Нет, ну что за долбаный штамп? Это же не из кино продавщица. Почему она спрашивает и отвечает, как все продавщицы и официантки в кино?
– Давайте поколотую!
– Я вам поколотую продам, а вы потом жаловаться придете!
– Ниче я не приду! Мне все равно разбить надо будет.
– Да? – обрадовалась продавщица. – Сто рублей.
– За поколотую?
– А вам какая разница?
– Держите.
Она протянула неглубокую тарелку с позолоченной каймой. Свершилось, блин!
– Может, еще пиалу возьмете?
– Зачем?
– Она тоже поколота. Вам все равно бить.
– Нет, спасибо. Пиал мне не надо.
И ушел.
Товарищи стояли у входа. Новиков играл в тетрис на телефоне. Марк разглядывал в объектив свою руку.
– Тарелочка! – решил порадовать я их.
– Бей давай!
– Надо сначала написать название фильма и расписаться всем.
– Пиндец ты занудливый, Марк. Чем писать? Кровью, что ли?
– Зачем, у меня маркер есть.
И вытащил из толстовки маркер.
– Нормально! Маркер ты притащил, а тарелку взять тяжело было?
– Маркер я всегда с собой таскаю ваще-то. Че писать?
– Пиши «2112».
– Есть же уже «2012».
– Так там про год, а у нас про число и месяц.
– Есть еще и «Луна 2112».
– Ну е-мое. Тогда «Человек кусает локти».
– «Человек кусает локти»?
– Ну да. Че тебе не нравится?
– Да нет, нормальное название. Но при чем тут апокалипсис?
– При том. Че ему еще делать? Он живет и кусает локти, зная, что ему скоро трындец.

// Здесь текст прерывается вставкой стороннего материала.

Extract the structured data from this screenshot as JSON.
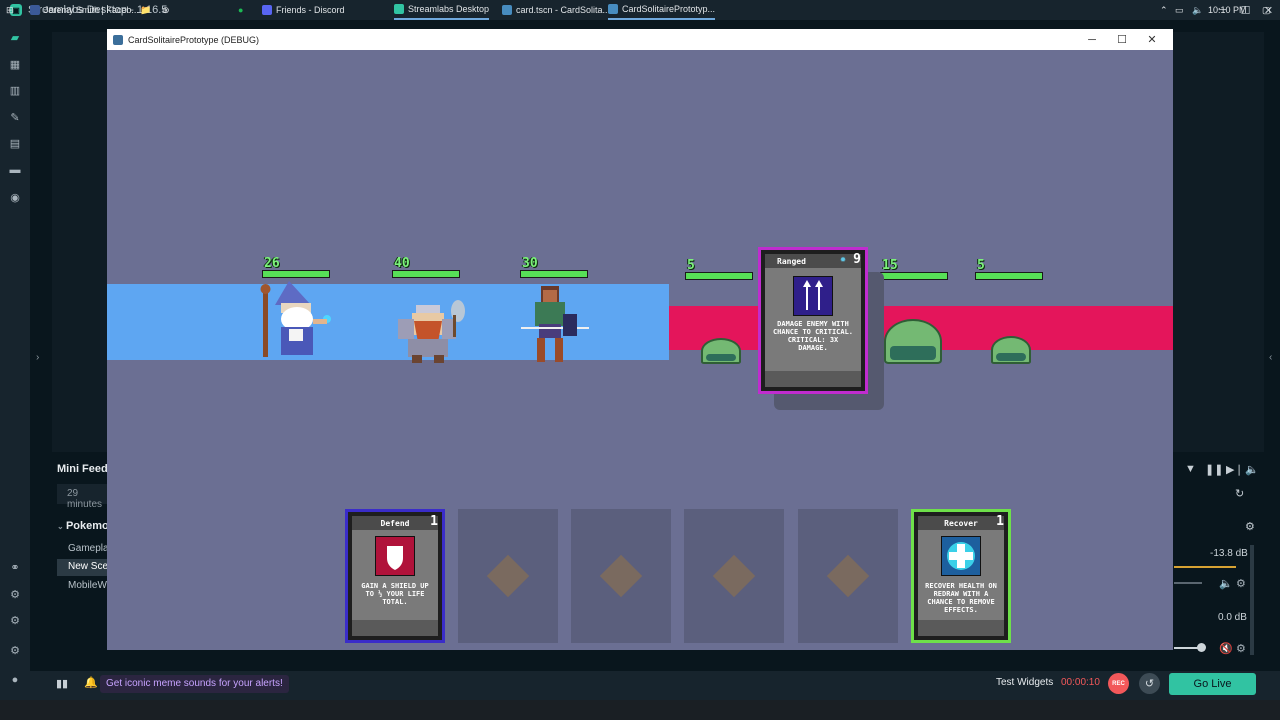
{
  "streamlabs": {
    "title": "Streamlabs Desktop - 1.16.5",
    "mini_feed": {
      "title": "Mini Feed",
      "row": "29 minutes"
    },
    "scenes": {
      "title": "Pokemo",
      "items": [
        "Gameplay",
        "New Scene",
        "MobileWi"
      ],
      "active_index": 1
    },
    "mixer": {
      "db1": "-13.8 dB",
      "db2": "0.0 dB"
    },
    "bottom": {
      "alert": "Get iconic meme sounds for your alerts!",
      "test_widgets": "Test Widgets",
      "timer": "00:00:10",
      "rec": "REC",
      "go_live": "Go Live"
    }
  },
  "game": {
    "window_title": "CardSolitairePrototype (DEBUG)",
    "heroes": [
      {
        "name": "wizard",
        "hp": "26"
      },
      {
        "name": "dwarf",
        "hp": "40"
      },
      {
        "name": "ranger",
        "hp": "30"
      }
    ],
    "enemies": [
      {
        "name": "slime-1",
        "hp": "5"
      },
      {
        "name": "slime-2",
        "hp": "15"
      },
      {
        "name": "slime-3",
        "hp": "5"
      }
    ],
    "held_card": {
      "title": "Ranged",
      "cost": "9",
      "desc": "Damage enemy with chance to critical. Critical: 3x damage."
    },
    "hand": [
      {
        "title": "Defend",
        "cost": "1",
        "desc": "Gain a shield up to ½ your life total."
      },
      {
        "title": "Recover",
        "cost": "1",
        "desc": "Recover health on redraw with a chance to remove effects."
      }
    ]
  },
  "taskbar": {
    "items": [
      "Jeremy Smith | Faceb...",
      "Friends - Discord",
      "Streamlabs Desktop",
      "card.tscn - CardSolita...",
      "CardSolitairePrototyp..."
    ],
    "time": "10:10 PM"
  },
  "colors": {
    "accent": "#31c3a2",
    "rec": "#f2585a",
    "lane_blue": "#5ea6f2",
    "lane_red": "#e4155b",
    "hp_green": "#57e057"
  }
}
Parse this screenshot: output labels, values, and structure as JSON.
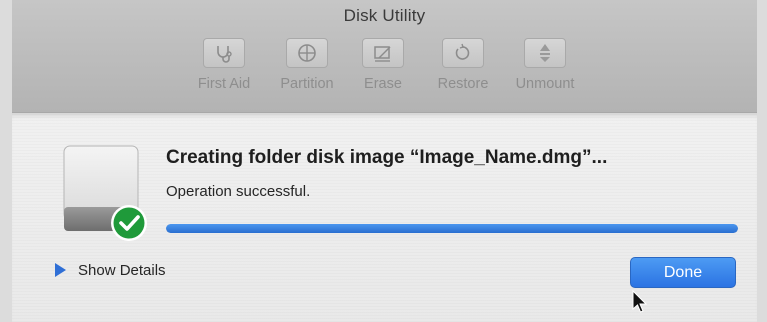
{
  "window": {
    "title": "Disk Utility"
  },
  "toolbar": {
    "items": [
      {
        "label": "First Aid",
        "icon": "stethoscope-icon"
      },
      {
        "label": "Partition",
        "icon": "pie-partition-icon"
      },
      {
        "label": "Erase",
        "icon": "erase-icon"
      },
      {
        "label": "Restore",
        "icon": "restore-icon"
      },
      {
        "label": "Unmount",
        "icon": "eject-icon"
      }
    ],
    "state": "disabled"
  },
  "sheet": {
    "heading": "Creating folder disk image “Image_Name.dmg”...",
    "status": "Operation successful.",
    "progress": 1.0,
    "icon": "hard-disk-with-checkmark-icon",
    "details_label": "Show Details",
    "done_label": "Done"
  },
  "colors": {
    "accent": "#2f7be8",
    "progress_fill": "#3a85e6",
    "checkmark_green": "#1f9a3a",
    "toolbar_bg": "#b9b9b9"
  }
}
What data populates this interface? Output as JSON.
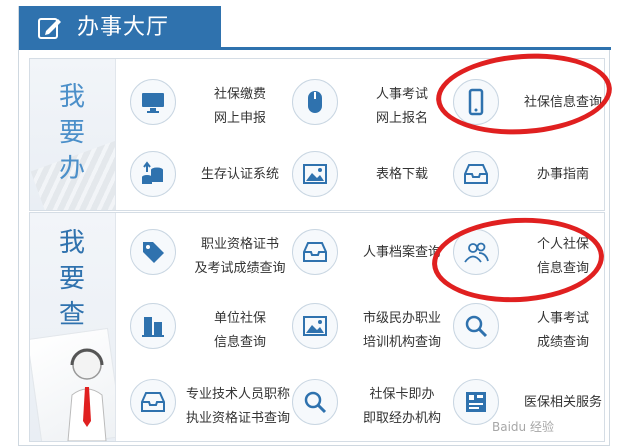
{
  "header": {
    "title": "办事大厅"
  },
  "sections": [
    {
      "side_label": "我要办",
      "items": [
        {
          "lines": [
            "社保缴费",
            "网上申报"
          ],
          "icon": "monitor-icon"
        },
        {
          "lines": [
            "人事考试",
            "网上报名"
          ],
          "icon": "mouse-icon"
        },
        {
          "lines": [
            "社保信息查询"
          ],
          "icon": "phone-icon"
        },
        {
          "lines": [
            "生存认证系统"
          ],
          "icon": "coins-upload-icon"
        },
        {
          "lines": [
            "表格下载"
          ],
          "icon": "image-icon"
        },
        {
          "lines": [
            "办事指南"
          ],
          "icon": "inbox-icon"
        }
      ]
    },
    {
      "side_label": "我要查",
      "items": [
        {
          "lines": [
            "职业资格证书",
            "及考试成绩查询"
          ],
          "icon": "tag-icon"
        },
        {
          "lines": [
            "人事档案查询"
          ],
          "icon": "inbox-icon"
        },
        {
          "lines": [
            "个人社保",
            "信息查询"
          ],
          "icon": "users-icon"
        },
        {
          "lines": [
            "单位社保",
            "信息查询"
          ],
          "icon": "building-icon"
        },
        {
          "lines": [
            "市级民办职业",
            "培训机构查询"
          ],
          "icon": "image-icon"
        },
        {
          "lines": [
            "人事考试",
            "成绩查询"
          ],
          "icon": "search-icon"
        },
        {
          "lines": [
            "专业技术人员职称",
            "执业资格证书查询"
          ],
          "icon": "inbox-icon"
        },
        {
          "lines": [
            "社保卡即办",
            "即取经办机构"
          ],
          "icon": "search-icon"
        },
        {
          "lines": [
            "医保相关服务"
          ],
          "icon": "grid-icon"
        }
      ]
    }
  ],
  "watermark": "Baidu 经验",
  "colors": {
    "accent": "#2f72ae",
    "highlight_oval": "#e02020",
    "side_text": "#4b8fc9"
  }
}
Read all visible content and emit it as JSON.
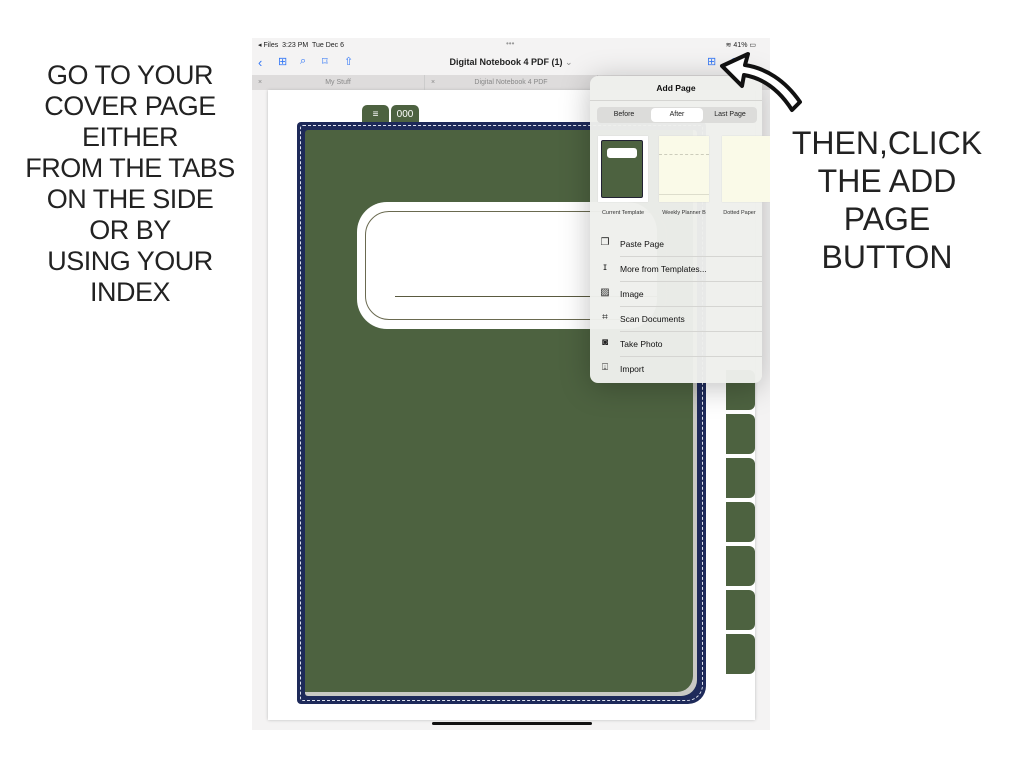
{
  "instructions": {
    "left": [
      "GO TO YOUR",
      "COVER PAGE",
      "EITHER",
      "FROM THE TABS",
      "ON THE SIDE",
      "OR BY",
      "USING YOUR",
      "INDEX"
    ],
    "right": [
      "THEN,CLICK",
      "THE ADD",
      "PAGE",
      "BUTTON"
    ]
  },
  "status": {
    "back": "◂ Files",
    "time": "3:23 PM",
    "date": "Tue Dec 6",
    "dots": "•••",
    "battery": "41%"
  },
  "toolbar": {
    "title": "Digital Notebook 4 PDF (1)",
    "title_chevron": "⌄"
  },
  "tabs": [
    {
      "label": "My Stuff"
    },
    {
      "label": "Digital Notebook 4 PDF"
    }
  ],
  "cover": {
    "top_tab_2": "000",
    "color": "#4d6240",
    "border_color": "#1e2a5a"
  },
  "popover": {
    "title": "Add Page",
    "segments": [
      "Before",
      "After",
      "Last Page"
    ],
    "selected": "After",
    "templates": [
      "Current Template",
      "Weekly Planner B",
      "Dotted Paper"
    ],
    "items": [
      {
        "label": "Paste Page",
        "icon": "paste-icon"
      },
      {
        "label": "More from Templates...",
        "icon": "templates-icon"
      },
      {
        "label": "Image",
        "icon": "image-icon"
      },
      {
        "label": "Scan Documents",
        "icon": "scan-icon"
      },
      {
        "label": "Take Photo",
        "icon": "camera-icon"
      },
      {
        "label": "Import",
        "icon": "import-icon"
      }
    ]
  }
}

– А по-моему, я уже слышал такое название, – вмешался Новиков. – Точняк, ты же рассказывал, что смотрел «Человек кусает собаку». Фиг ли все названия переть? Надо че-то свое.
– Это называется не переть, а постмодернизм. Типа берешь то, что уже все знают, и выстебываешь.
– А на фига нам выстебывать, если у нас серьезное кино?
– Так че писать?
– Может, «Всем хана»? – предложил Саня.
– Жуть, – возразил я. – С таким названием нам ни одной премии не дадут.
– Короче, так до утра можно перебирать! – вмешался Марк, поправляя капюшон. – Пишу «То, что нас ждет».